The only known exception is thorium: "Thorium nuclei have two states of very similar energy, so you can switch them with lasers," says Thorsten Schumm. "But for this to work, you have to know the energy difference between these two states very precisely. For many years, research teams around the world had been searching for the exact value of this energy difference in order to be able to switch thorium nuclei in a targeted manner – we were the first to succeeded, this is the result we published in April."

An "optical gearbox" and the frequency comb

The atomic clock at JILA (a research institute of NIST and the University of Boulder, USA) has now been successfully coupled with thorium atomic nuclei. This required a few physical tricks: "The atomic clock works with laser light in the infrared range, which is used to excite strontium atoms. However, our thorium atomic nuclei need radiation in the UV range," explains Thorsten Schumm. "We therefore need a way to turn infrared frequencies to UV frequencies, similar to a mechanical transmission that turns a slow rotational frequency into a faster rotation using suitable gears."

Ultra-short infrared laser pulses consisting of a series of different infrared frequencies were used for this purpose. The distance between two neighboring frequencies is always the same, just like the distance between neighboring teeth of a comb, which is why this is also referred to as a "frequency comb". This frequency comb of infrared light hits a xenon gas, the xenon atoms then react to the infrared light by producing UV light in a very precisely predictable way. This UV light is then sent onto a tiny crystal containing thorium nuclei. "This crystal is the central element of the experiment," says Thorsten Schumm. "It was produced at TU Wien, in Vienna, and several years of development work were required to develop the necessary expertise."

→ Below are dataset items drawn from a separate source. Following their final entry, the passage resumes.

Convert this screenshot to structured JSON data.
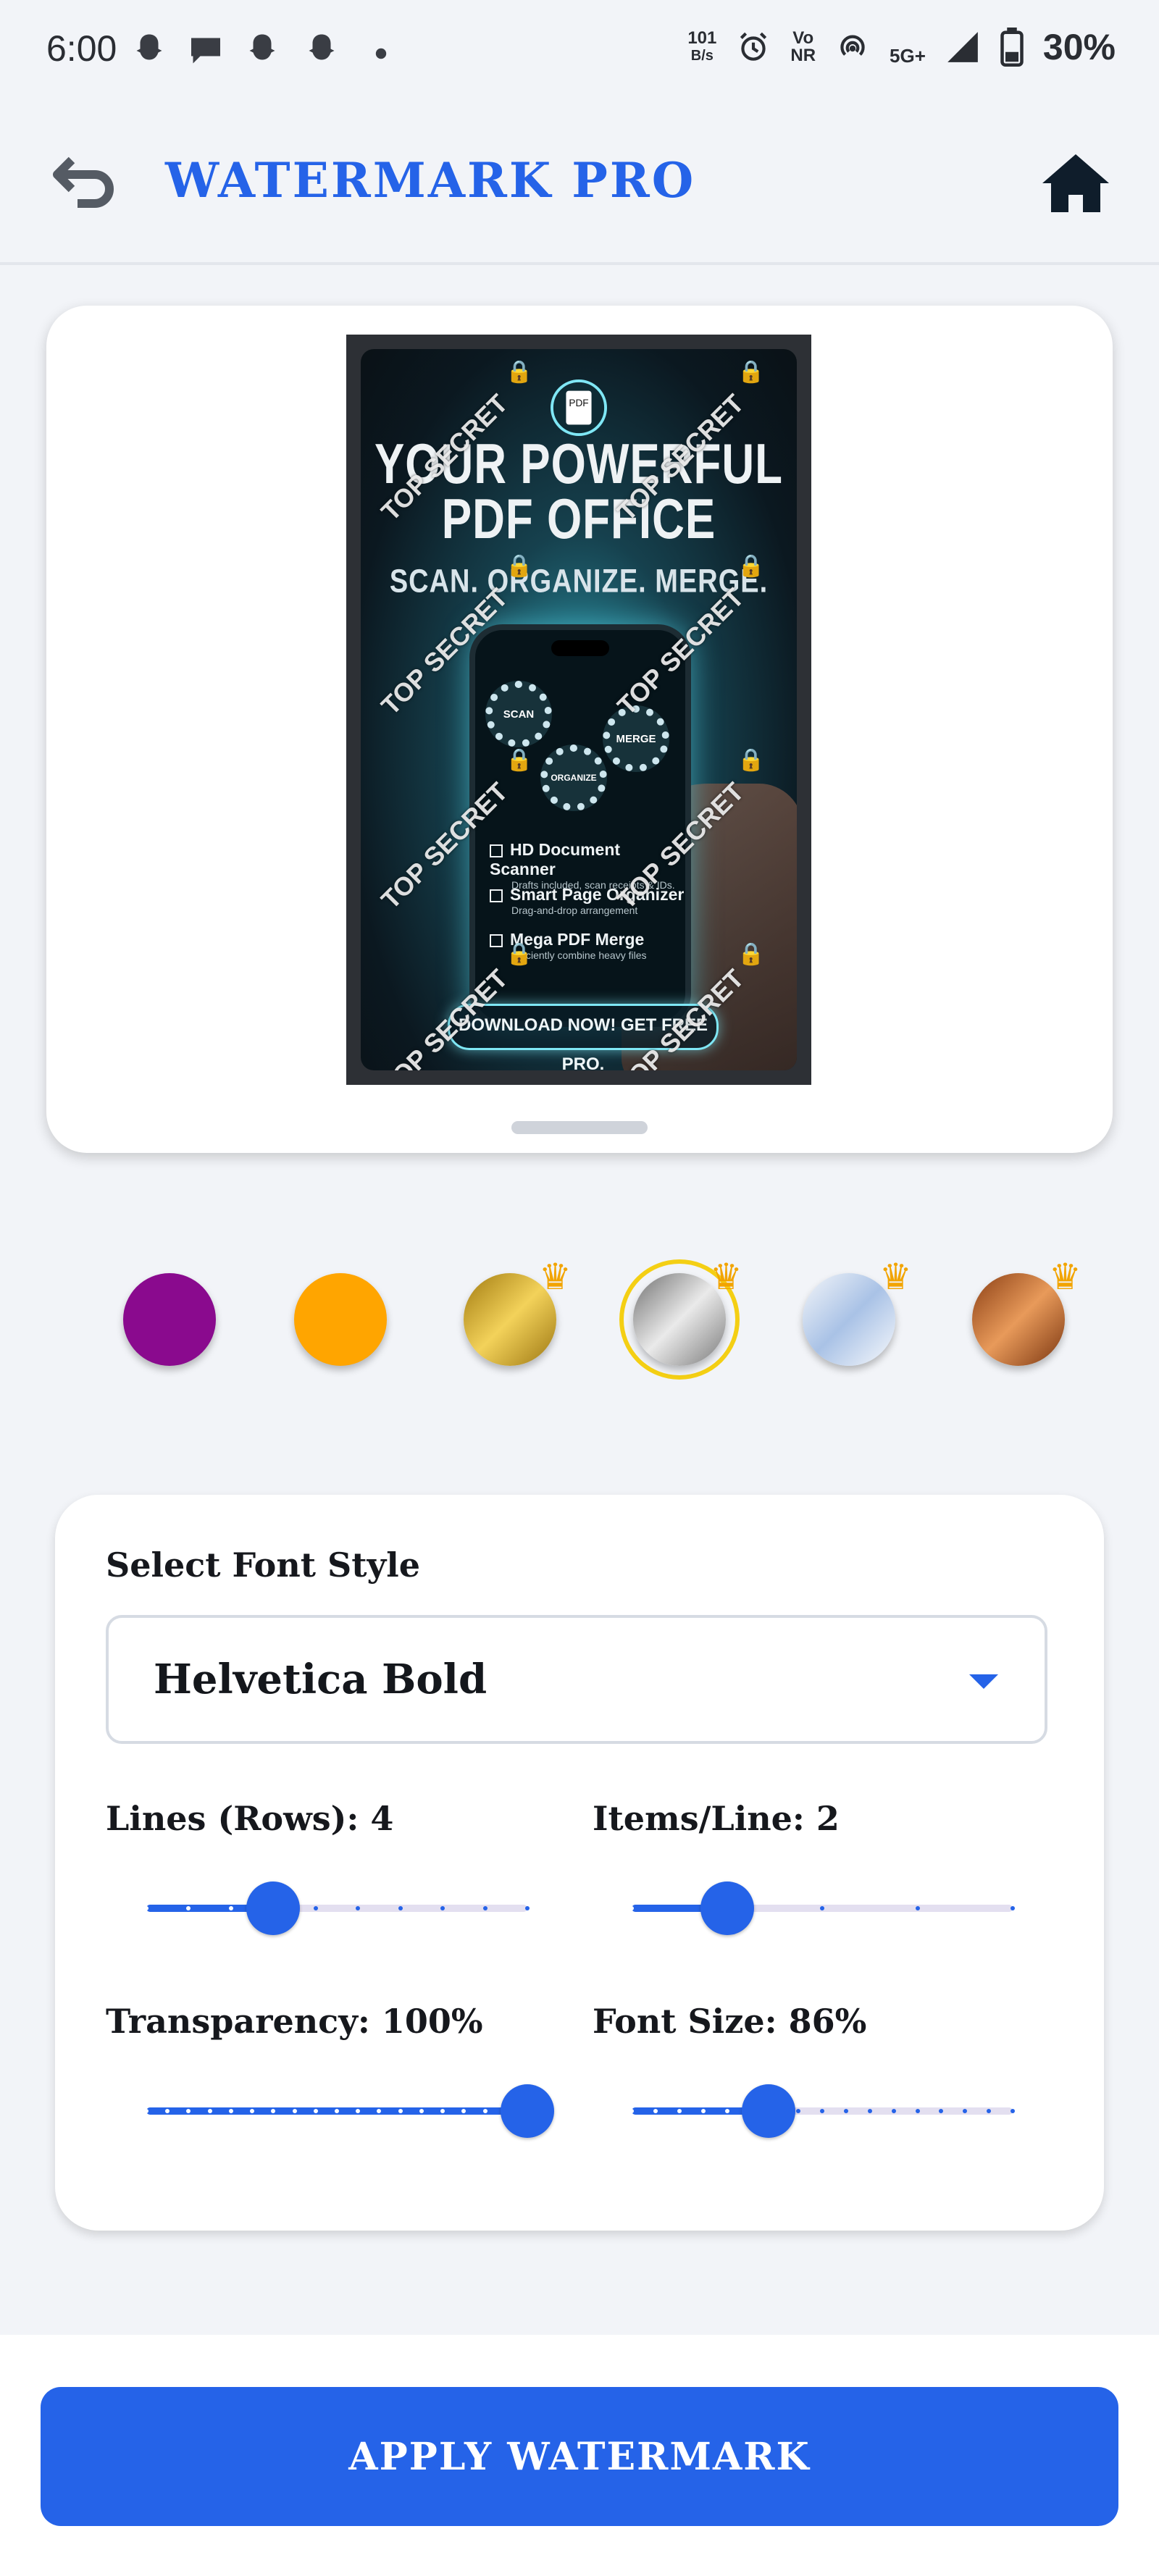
{
  "status_bar": {
    "time": "6:00",
    "net_speed_value": "101",
    "net_speed_unit": "B/s",
    "volte_top": "Vo",
    "volte_bottom": "NR",
    "network": "5G+",
    "battery": "30%"
  },
  "app_bar": {
    "title": "WATERMARK PRO",
    "back_icon": "back-arrow-icon",
    "home_icon": "home-icon"
  },
  "preview": {
    "poster": {
      "title_line1": "YOUR POWERFUL",
      "title_line2": "PDF OFFICE",
      "tagline": "SCAN. ORGANIZE. MERGE.",
      "badge": "PDF",
      "gears": [
        "SCAN",
        "MERGE",
        "ORGANIZE"
      ],
      "features": [
        {
          "title": "HD Document Scanner",
          "sub": "Drafts included, scan receipts & IDs."
        },
        {
          "title": "Smart Page Organizer",
          "sub": "Drag-and-drop arrangement"
        },
        {
          "title": "Mega PDF Merge",
          "sub": "Efficiently combine heavy files"
        }
      ],
      "cta": "DOWNLOAD NOW! GET FREE PRO."
    },
    "watermark_text": "TOP SECRET"
  },
  "color_swatches": [
    {
      "name": "purple",
      "color": "#8a0a8e",
      "premium": false,
      "selected": false
    },
    {
      "name": "orange",
      "color": "#ffa500",
      "premium": false,
      "selected": false
    },
    {
      "name": "gold",
      "color": "#c9a12a",
      "premium": true,
      "selected": false
    },
    {
      "name": "silver",
      "color": "#a8a8a8",
      "premium": true,
      "selected": true
    },
    {
      "name": "platinum",
      "color": "#cfdcee",
      "premium": true,
      "selected": false
    },
    {
      "name": "bronze",
      "color": "#b8632a",
      "premium": true,
      "selected": false
    }
  ],
  "settings": {
    "font_label": "Select Font Style",
    "font_value": "Helvetica Bold",
    "lines_label": "Lines (Rows): 4",
    "items_label": "Items/Line: 2",
    "transparency_label": "Transparency: 100%",
    "font_size_label": "Font Size: 86%",
    "sliders": {
      "lines": {
        "value": 4,
        "min": 1,
        "max": 10
      },
      "items": {
        "value": 2,
        "min": 1,
        "max": 5
      },
      "transparency": {
        "value": 100,
        "min": 10,
        "max": 100
      },
      "font_size": {
        "value": 86,
        "min": 50,
        "max": 150
      }
    }
  },
  "actions": {
    "apply_label": "APPLY WATERMARK"
  },
  "colors": {
    "accent": "#2563e8",
    "selected_ring": "#f4cf14",
    "crown": "#f2a400"
  }
}
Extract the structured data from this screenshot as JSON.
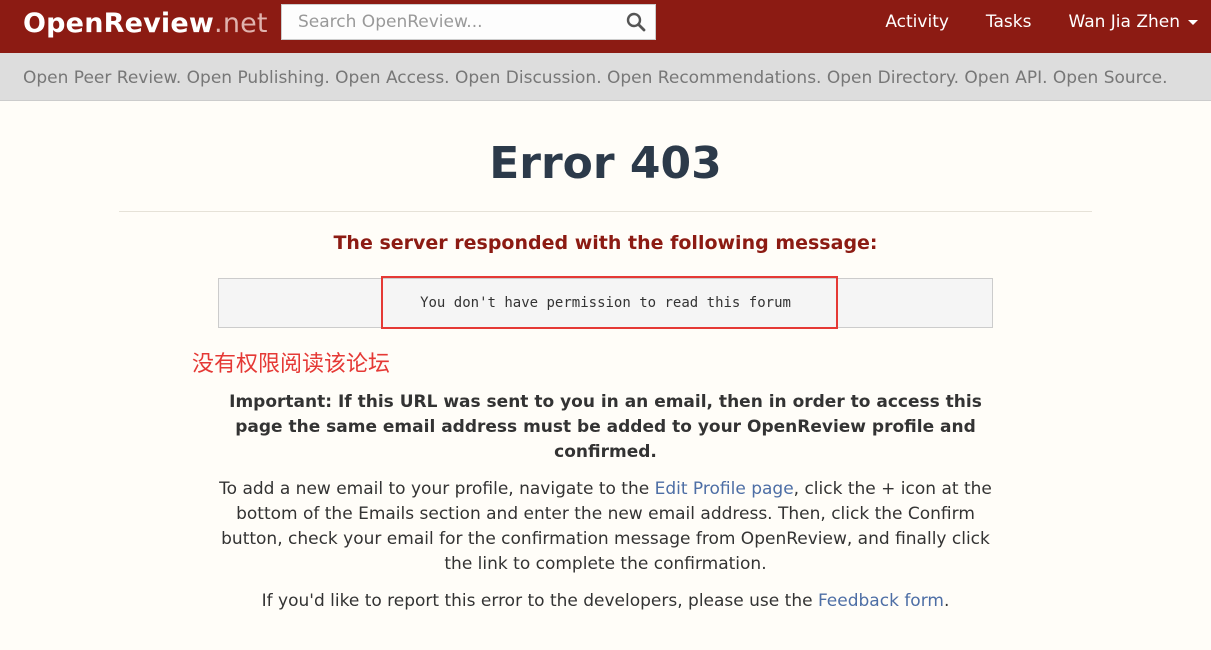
{
  "header": {
    "brand_name": "OpenReview",
    "brand_tld": ".net",
    "search_placeholder": "Search OpenReview...",
    "nav": {
      "activity": "Activity",
      "tasks": "Tasks",
      "user": "Wan Jia Zhen"
    }
  },
  "banner": {
    "text": "Open Peer Review. Open Publishing. Open Access. Open Discussion. Open Recommendations. Open Directory. Open API. Open Source."
  },
  "main": {
    "title": "Error 403",
    "subtitle": "The server responded with the following message:",
    "message": "You don't have permission to read this forum",
    "annotation": "没有权限阅读该论坛",
    "important": "Important: If this URL was sent to you in an email, then in order to access this page the same email address must be added to your OpenReview profile and confirmed.",
    "instructions_before": "To add a new email to your profile, navigate to the ",
    "edit_profile_link": "Edit Profile page",
    "instructions_after": ", click the + icon at the bottom of the Emails section and enter the new email address. Then, click the Confirm button, check your email for the confirmation message from OpenReview, and finally click the link to complete the confirmation.",
    "feedback_before": "If you'd like to report this error to the developers, please use the ",
    "feedback_link": "Feedback form",
    "feedback_after": "."
  },
  "colors": {
    "header_bg": "#8c1b13",
    "banner_bg": "#dddddd",
    "link": "#4d6ea5",
    "annotation_red": "#e53935"
  },
  "icons": {
    "search": "search-icon",
    "user_menu": "caret-down-icon"
  }
}
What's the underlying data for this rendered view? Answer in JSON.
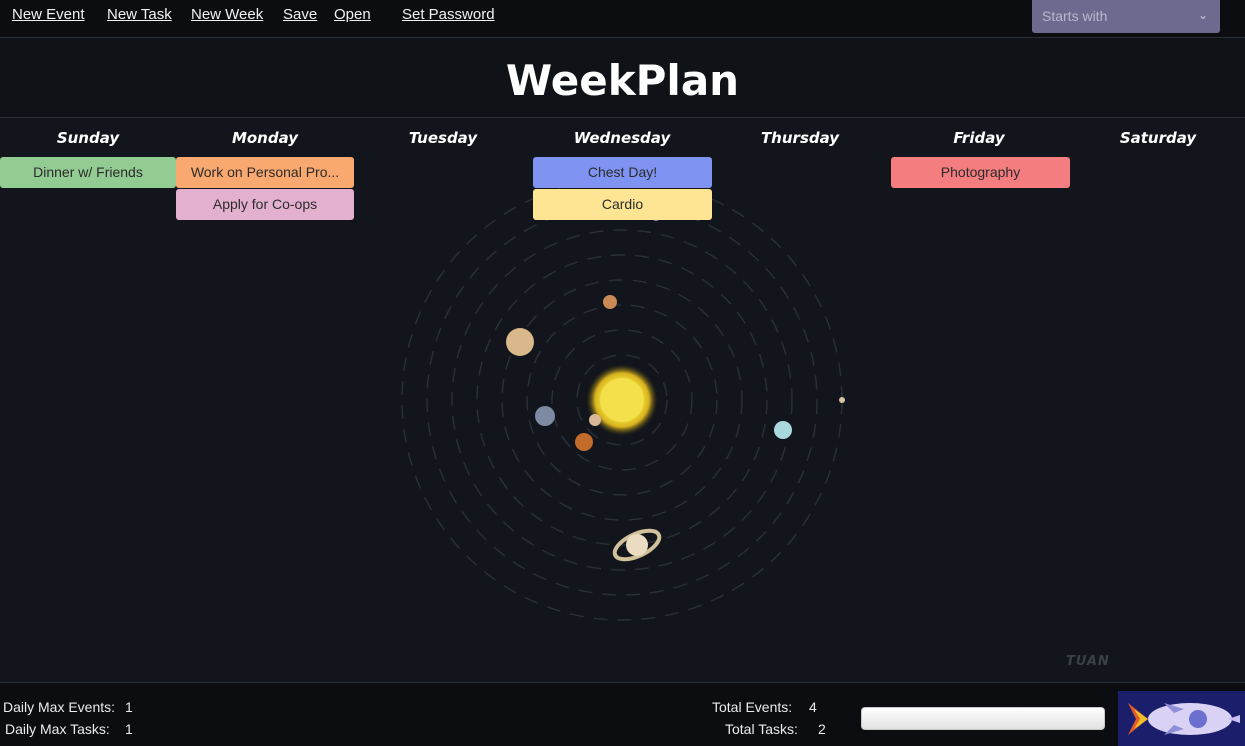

The coupling of these elements worked well – the result is the world's first nuclear clock. This first prototype does not yet deliver an increase in precision, but that had never been intended. "Our aim was to develop a new technology. Once it's there, the increase in quality comes naturally, that has always been the case," says Thorsten Schumm. "The first cars weren't any faster than carriages. It was all about introducing a new concept. And that's exactly what we've now achieved with the nuclear clock."

Record precision

This also made it possible to measure the energy of the thorium states with extreme precision, orders of magnitude higher than before. "When we excited the transition for the first time, we were able to determine the frequency to within a few gigahertz. That was already more than a factor of a thousand better than anything known before. Now, however, we have precision in the kilohertz range – which is again a million times better," says Thorsten Schumm. "That way, we expect to overtake the best atomic clocks in 2-3 years."

This technology should not only enable significantly more precise time measurements than previous clocks, but other physical quantities should also be able to be measured more precisely in the future. In many areas of research, from geology to astrophysics, thorium technology could deliver important advances. This extreme precision could now for example be used to study the fundamental laws of nature and investigate whether the constants of nature are perhaps not perfectly constant at all, but possibly change in space and time.